The ascent to the seventh heaven was not incidental to the Torah Moses received. It was preparatory. You cannot transmit the law of creation to a people without first understanding what creation is held inside of. Moses saw the Hayyot and then descended with the tablets. He understood what the law was for because he had seen what it was intended to order.

Why the Serpent Went Looking for Moses

There is a thread of tradition in the Legends of the Jews that runs alongside the ascent narrative in revealing counterpoint. After Eden, the serpent searched all of creation for Moses, interrogating the Tree of Knowledge, the stars, and the deep in turn. None of them could locate him. Moses had not yet been born.

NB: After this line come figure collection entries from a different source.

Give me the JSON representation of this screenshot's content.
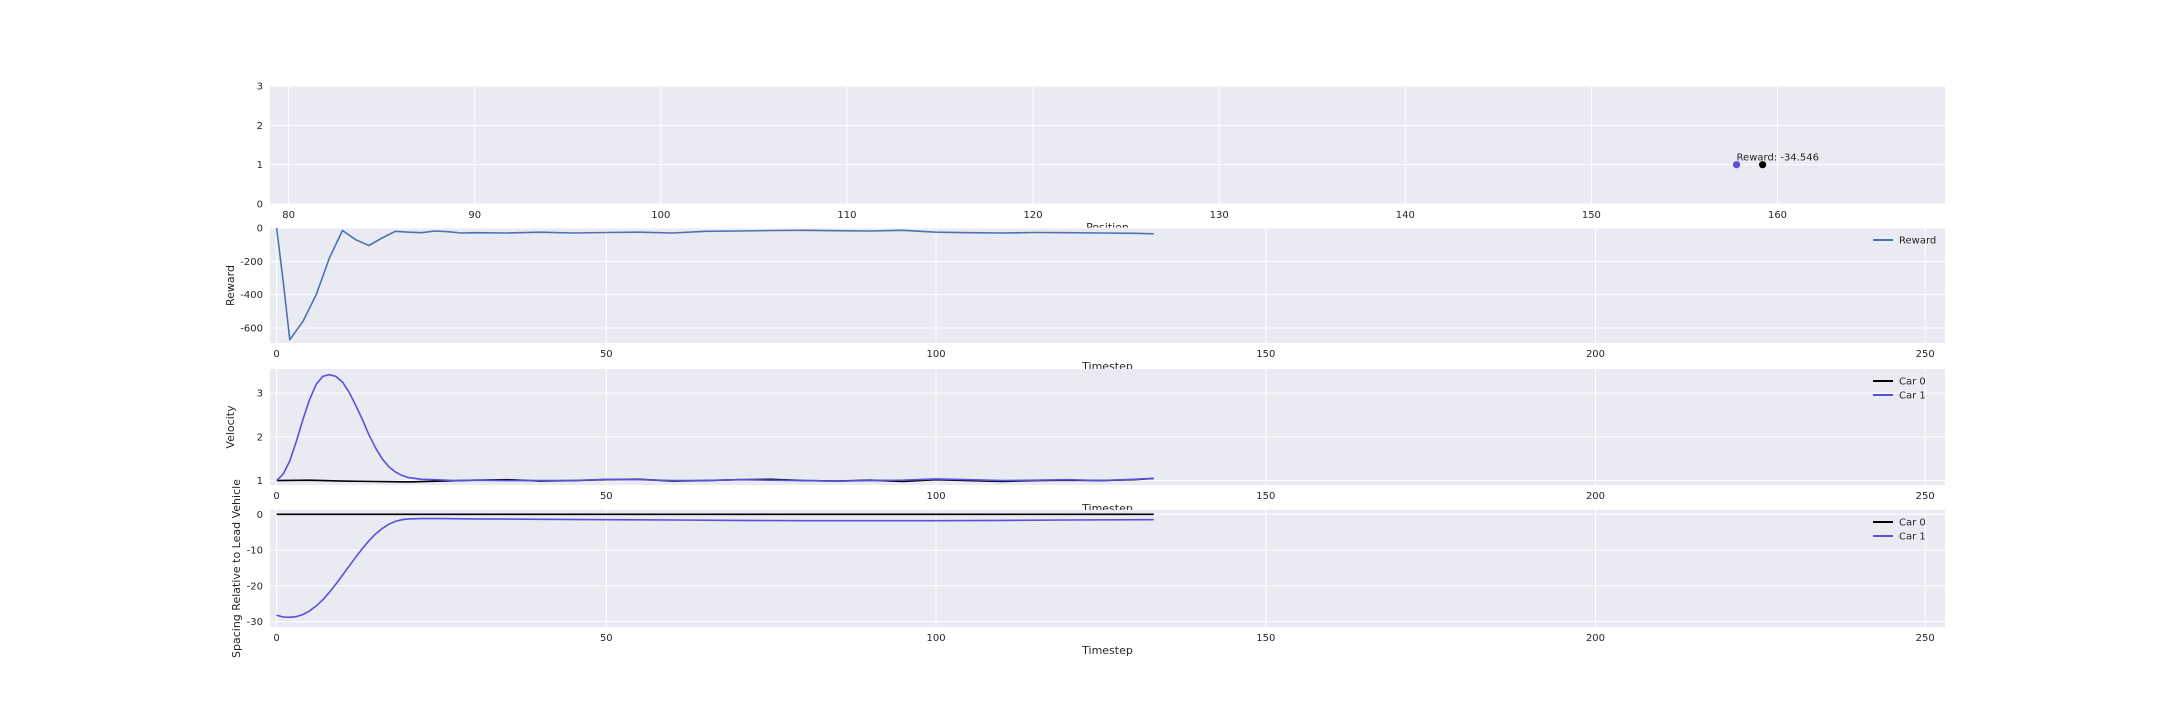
{
  "chart_data": [
    {
      "type": "scatter",
      "xlabel": "Position",
      "ylabel": "",
      "xlim": [
        79,
        169
      ],
      "ylim": [
        0,
        3
      ],
      "xticks": [
        "80",
        "90",
        "100",
        "110",
        "120",
        "130",
        "140",
        "150",
        "160"
      ],
      "yticks": [
        "0",
        "1",
        "2",
        "3"
      ],
      "grid": true,
      "points": [
        {
          "x": 157.8,
          "y": 1,
          "color": "#5b4fdc"
        },
        {
          "x": 159.2,
          "y": 1,
          "color": "#000000"
        }
      ],
      "annotation": {
        "text": "Reward: -34.546",
        "x": 157.8,
        "y": 1
      }
    },
    {
      "type": "line",
      "xlabel": "Timestep",
      "ylabel": "Reward",
      "xlim": [
        -1,
        253
      ],
      "ylim": [
        -690,
        0
      ],
      "xticks": [
        "0",
        "50",
        "100",
        "150",
        "200",
        "250"
      ],
      "yticks": [
        "-600",
        "-400",
        "-200",
        "0"
      ],
      "grid": true,
      "legend": "top-right",
      "series": [
        {
          "name": "Reward",
          "color": "#4c72b0",
          "x": [
            0,
            1,
            2,
            4,
            6,
            8,
            10,
            12,
            14,
            16,
            18,
            20,
            22,
            24,
            26,
            28,
            30,
            35,
            40,
            45,
            50,
            55,
            60,
            65,
            70,
            75,
            80,
            85,
            90,
            95,
            100,
            105,
            110,
            115,
            120,
            125,
            130,
            133
          ],
          "values": [
            0,
            -320,
            -670,
            -560,
            -400,
            -180,
            -15,
            -70,
            -105,
            -60,
            -20,
            -25,
            -28,
            -18,
            -22,
            -30,
            -28,
            -30,
            -25,
            -30,
            -27,
            -25,
            -30,
            -20,
            -18,
            -15,
            -14,
            -16,
            -18,
            -14,
            -25,
            -28,
            -30,
            -27,
            -28,
            -30,
            -32,
            -34.5
          ]
        }
      ]
    },
    {
      "type": "line",
      "xlabel": "Timestep",
      "ylabel": "Velocity",
      "xlim": [
        -1,
        253
      ],
      "ylim": [
        0.9,
        3.55
      ],
      "xticks": [
        "0",
        "50",
        "100",
        "150",
        "200",
        "250"
      ],
      "yticks": [
        "1",
        "2",
        "3"
      ],
      "grid": true,
      "legend": "top-right",
      "series": [
        {
          "name": "Car 0",
          "color": "#000000",
          "x": [
            0,
            5,
            10,
            15,
            20,
            25,
            30,
            35,
            40,
            45,
            50,
            55,
            60,
            65,
            70,
            75,
            80,
            85,
            90,
            95,
            100,
            105,
            110,
            115,
            120,
            125,
            130,
            133
          ],
          "values": [
            1.0,
            1.01,
            0.99,
            0.98,
            0.97,
            0.99,
            1.01,
            1.02,
            0.99,
            1.0,
            1.02,
            1.03,
            0.99,
            1.0,
            1.02,
            1.03,
            1.0,
            0.99,
            1.01,
            0.98,
            1.02,
            1.0,
            0.98,
            1.0,
            1.01,
            1.0,
            1.02,
            1.05
          ]
        },
        {
          "name": "Car 1",
          "color": "#5b4fdc",
          "x": [
            0,
            1,
            2,
            3,
            4,
            5,
            6,
            7,
            8,
            9,
            10,
            11,
            12,
            13,
            14,
            15,
            16,
            17,
            18,
            19,
            20,
            22,
            24,
            27,
            30,
            35,
            40,
            45,
            50,
            55,
            60,
            65,
            70,
            75,
            80,
            85,
            90,
            95,
            100,
            105,
            110,
            115,
            120,
            125,
            130,
            133
          ],
          "values": [
            1.0,
            1.15,
            1.45,
            1.9,
            2.4,
            2.85,
            3.2,
            3.38,
            3.42,
            3.38,
            3.25,
            3.02,
            2.72,
            2.4,
            2.05,
            1.75,
            1.5,
            1.32,
            1.2,
            1.12,
            1.07,
            1.03,
            1.02,
            1.0,
            1.01,
            1.0,
            1.0,
            1.0,
            1.03,
            1.02,
            1.0,
            1.0,
            1.02,
            1.01,
            1.0,
            0.99,
            1.0,
            1.01,
            1.04,
            1.02,
            1.0,
            1.01,
            1.02,
            1.0,
            1.03,
            1.05
          ]
        }
      ]
    },
    {
      "type": "line",
      "xlabel": "Timestep",
      "ylabel": "Spacing Relative to Lead Vehicle",
      "xlim": [
        -1,
        253
      ],
      "ylim": [
        -31.5,
        1.2
      ],
      "xticks": [
        "0",
        "50",
        "100",
        "150",
        "200",
        "250"
      ],
      "yticks": [
        "-30",
        "-20",
        "-10",
        "0"
      ],
      "grid": true,
      "legend": "top-right",
      "series": [
        {
          "name": "Car 0",
          "color": "#000000",
          "x": [
            0,
            133
          ],
          "values": [
            0,
            0
          ]
        },
        {
          "name": "Car 1",
          "color": "#5b4fdc",
          "x": [
            0,
            1,
            2,
            3,
            4,
            5,
            6,
            7,
            8,
            9,
            10,
            11,
            12,
            13,
            14,
            15,
            16,
            17,
            18,
            19,
            20,
            22,
            25,
            30,
            40,
            50,
            60,
            70,
            80,
            90,
            100,
            110,
            120,
            133
          ],
          "values": [
            -28.2,
            -28.7,
            -28.8,
            -28.6,
            -28.0,
            -27.0,
            -25.6,
            -23.9,
            -21.8,
            -19.5,
            -17.0,
            -14.5,
            -12.0,
            -9.6,
            -7.4,
            -5.5,
            -4.0,
            -2.8,
            -2.0,
            -1.5,
            -1.3,
            -1.2,
            -1.2,
            -1.3,
            -1.4,
            -1.5,
            -1.6,
            -1.7,
            -1.8,
            -1.8,
            -1.8,
            -1.7,
            -1.6,
            -1.5
          ]
        }
      ]
    }
  ]
}
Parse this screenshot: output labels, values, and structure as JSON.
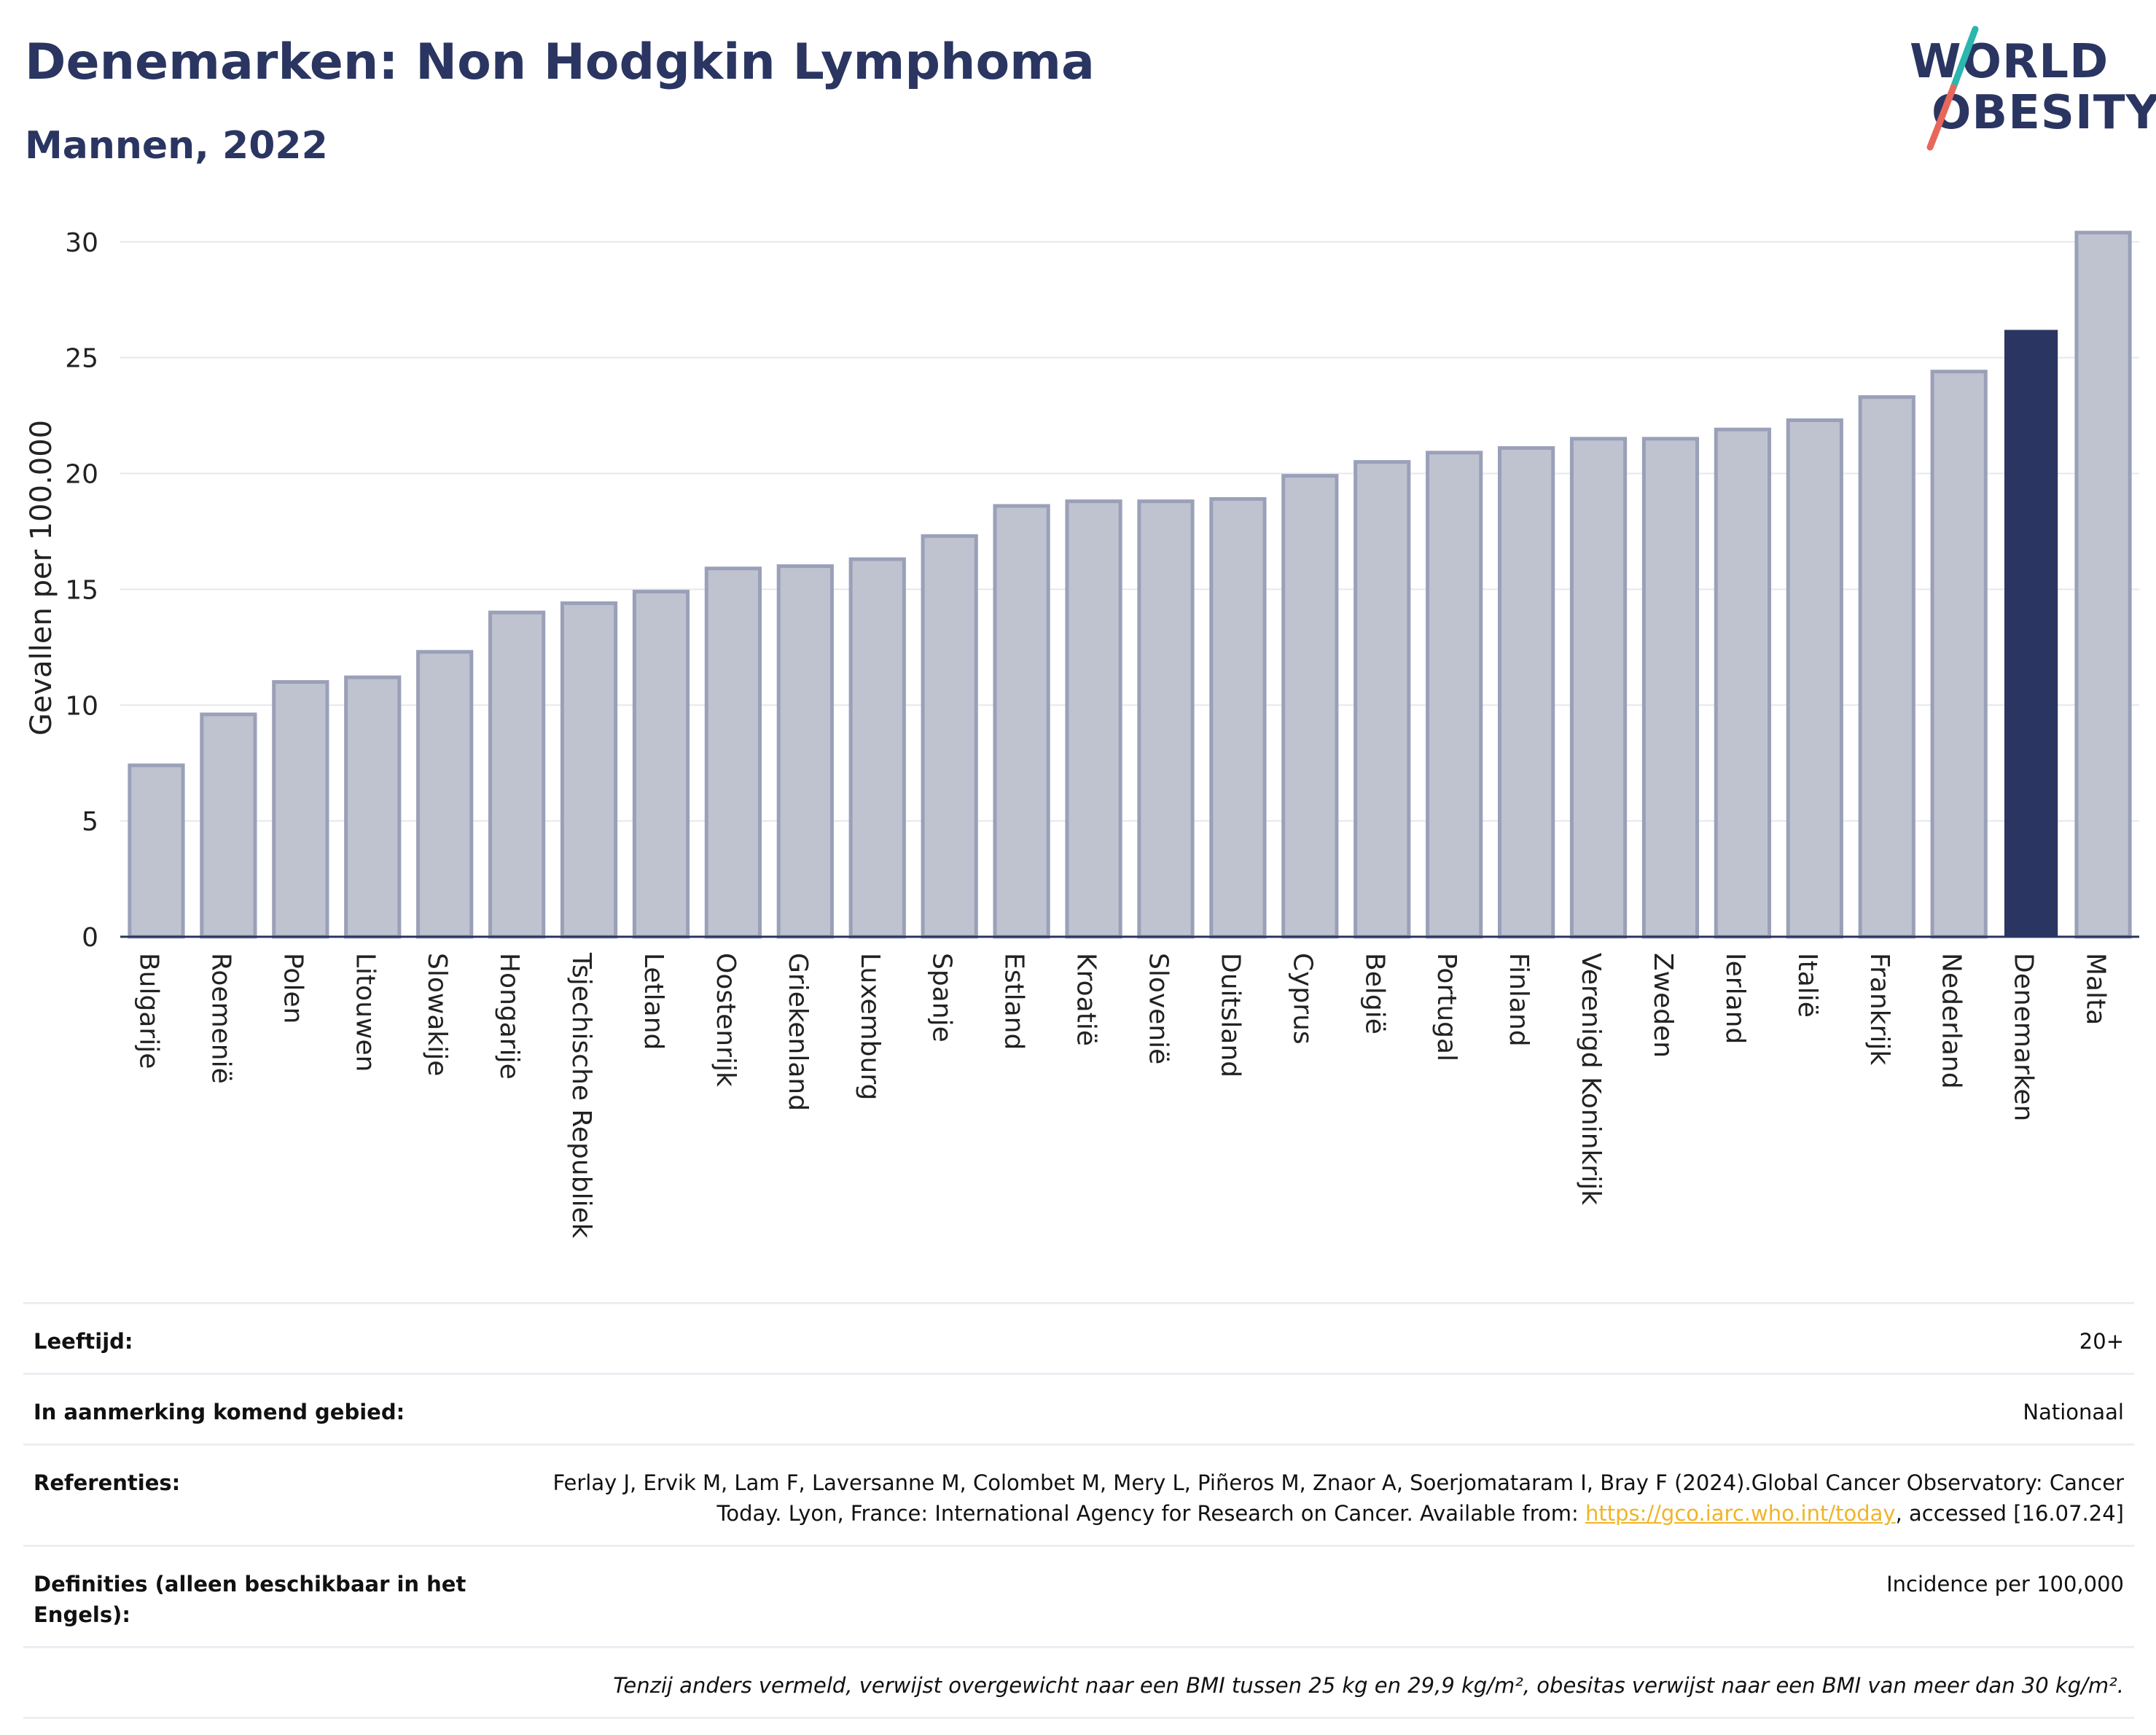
{
  "header": {
    "title": "Denemarken: Non Hodgkin Lymphoma",
    "subtitle": "Mannen, 2022"
  },
  "logo": {
    "line1": "WORLD",
    "line2": "OBESITY",
    "colors": {
      "text": "#2a3561",
      "slash_top": "#2bb6b0",
      "slash_bottom": "#e8675a"
    }
  },
  "chart_data": {
    "type": "bar",
    "title": "Denemarken: Non Hodgkin Lymphoma",
    "subtitle": "Mannen, 2022",
    "ylabel": "Gevallen per 100.000",
    "xlabel": "",
    "ylim": [
      0,
      31
    ],
    "yticks": [
      0,
      5,
      10,
      15,
      20,
      25,
      30
    ],
    "grid": true,
    "categories": [
      "Bulgarije",
      "Roemenië",
      "Polen",
      "Litouwen",
      "Slowakije",
      "Hongarije",
      "Tsjechische Republiek",
      "Letland",
      "Oostenrijk",
      "Griekenland",
      "Luxemburg",
      "Spanje",
      "Estland",
      "Kroatië",
      "Slovenië",
      "Duitsland",
      "Cyprus",
      "België",
      "Portugal",
      "Finland",
      "Verenigd Koninkrijk",
      "Zweden",
      "Ierland",
      "Italië",
      "Frankrijk",
      "Nederland",
      "Denemarken",
      "Malta"
    ],
    "values": [
      7.4,
      9.6,
      11.0,
      11.2,
      12.3,
      14.0,
      14.4,
      14.9,
      15.9,
      16.0,
      16.3,
      17.3,
      18.6,
      18.8,
      18.8,
      18.9,
      19.9,
      20.5,
      20.9,
      21.1,
      21.5,
      21.5,
      21.9,
      22.3,
      23.3,
      24.4,
      26.2,
      30.4
    ],
    "highlight": "Denemarken",
    "colors": {
      "bar": "#bfc3d0",
      "bar_edge": "#9aa0b8",
      "highlight": "#2a3561",
      "axis": "#2a3561",
      "grid": "#e6e8ee"
    }
  },
  "info": {
    "rows": [
      {
        "label": "Leeftijd:",
        "value": "20+"
      },
      {
        "label": "In aanmerking komend gebied:",
        "value": "Nationaal"
      },
      {
        "label": "Referenties:",
        "value_pre": "Ferlay J, Ervik M, Lam F, Laversanne M, Colombet M, Mery L, Piñeros M, Znaor A, Soerjomataram I, Bray F (2024).Global Cancer Observatory: Cancer Today. Lyon, France: International Agency for Research on Cancer. Available from: ",
        "link": "https://gco.iarc.who.int/today",
        "value_post": ", accessed [16.07.24]"
      },
      {
        "label": "Definities (alleen beschikbaar in het Engels):",
        "value": "Incidence per 100,000"
      }
    ],
    "note": "Tenzij anders vermeld, verwijst overgewicht naar een BMI tussen 25 kg en 29,9 kg/m², obesitas verwijst naar een BMI van meer dan 30 kg/m²."
  }
}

The rabbis read this as a cosmological statement about what Moses represented. Every other human being was susceptible to the serpent's approach: the quiet suggestion that God's instructions might be interpreted more flexibly than stated. Moses was the one human being for whom that technique would not work. The serpent recognized this before Moses's parents did and went looking for him as a threat to be eliminated.

The serpent and Moses were both navigating the same cosmic architecture. One was moving through it from the bottom trying to find and destroy a particular soul. The other was moving through it from the top, receiving the Torah in the seventh heaven and bringing it back down. They were heading in opposite directions on the same map.

What the Creatures Teach

Exodus Rabbah, the fifth-century Midrash on the book of Exodus, records a disturbing incident on the road after Moses received his mission at the burning bush: God sought to kill him (Exodus 4:24). The Talmud interprets this as a consequence of Moses neglecting to circumcise his son. The man entrusted with the covenant had failed to perform its most basic act. He was stopped by a serpent. His wife Zipporah circumcised the boy immediately and the serpent released him.

Moses, who had seen the creatures that hold up heaven, who had met Zagzagel and learned Torah in the seventh palace, was nearly destroyed on a roadside because of a domestic oversight. The tradition does not soften this. The man who crossed the firmament still had to manage the obligations of a body, a family, and a covenantal community. The creatures that hold up heaven are beyond such things. Moses was not. That is precisely why God chose him instead.